ASTA Linhas Aéreas
| IATA | ICAO | Call sign |
| 0A | SUL | ASTA |
- Founded: 1995
- Commenced operations: 2009
- AOC #: 9,550 - October 19, 2022
- Hubs: Cuiabá
- Fleet size: 3
- Parent company: ASTA Táxi Aéreo
- Headquarters: Várzea Grande, Brazil
- Key people: Alexandre Palhares de Oliveira Silva
- Website: voeasta.com.br

= ASTA Linhas Aéreas =

Brazilian charter airline

ASTA Linhas Aéreas is a domestic airline based in Cuiabá, Brazil. Founded in 2009, it operates regular charter flights.

==History==
ASTA (América do Sul Táxi Aéreo Ltda) has existed since 1995 as an air taxi company but on December 29, 2009, the company received authorization to operate regular flights albeit still under charter status.

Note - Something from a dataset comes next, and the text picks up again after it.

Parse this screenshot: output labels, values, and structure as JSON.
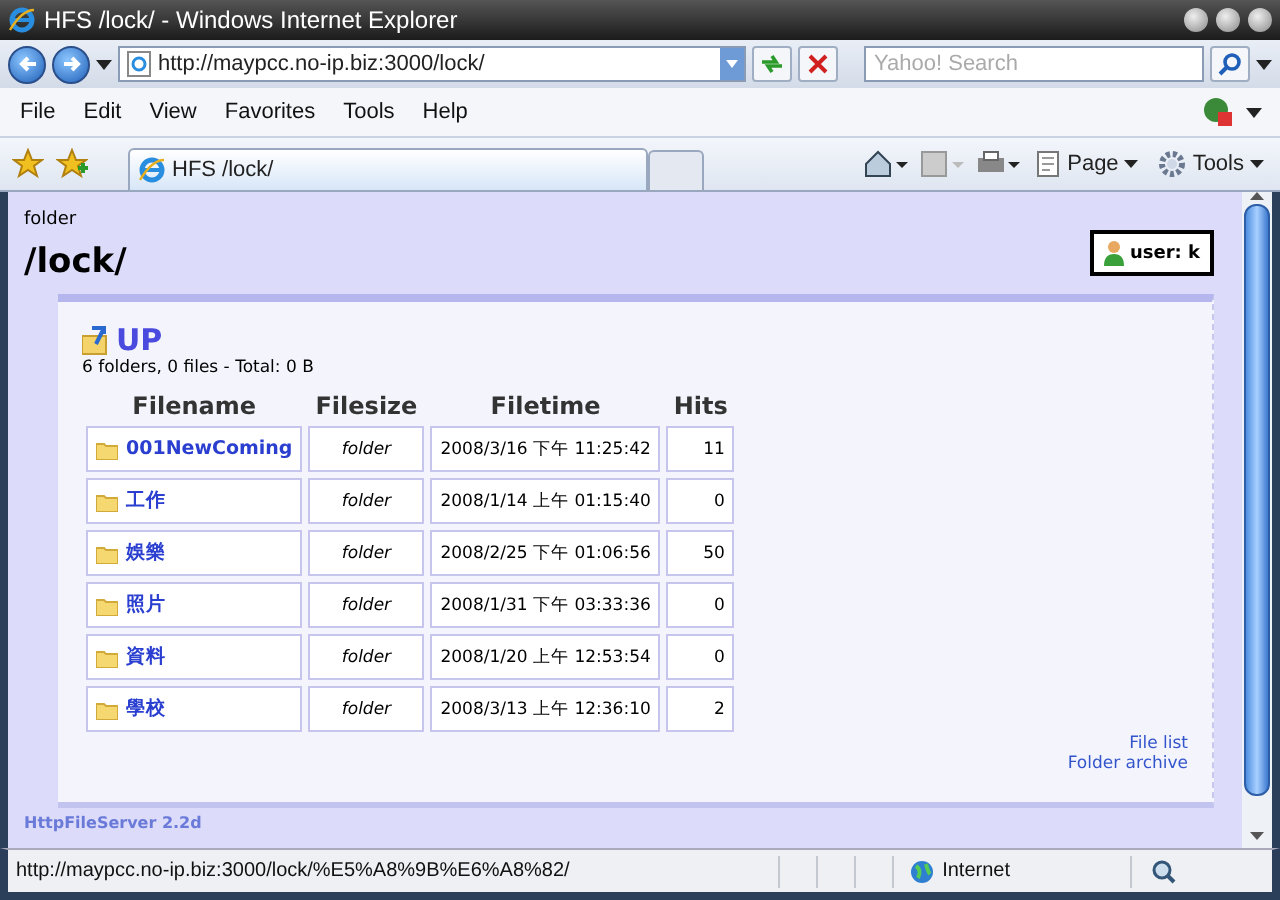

On August 22, 2019, ASTA signed an interline agreement with Azul Brazilian Airlines. According to this agreement, ASTA would provide feeder services to Azul flights to and from the base at Cuiabá. This agreement was later terminated because Azul started operating feeder services via its subsidiary Azul Conecta.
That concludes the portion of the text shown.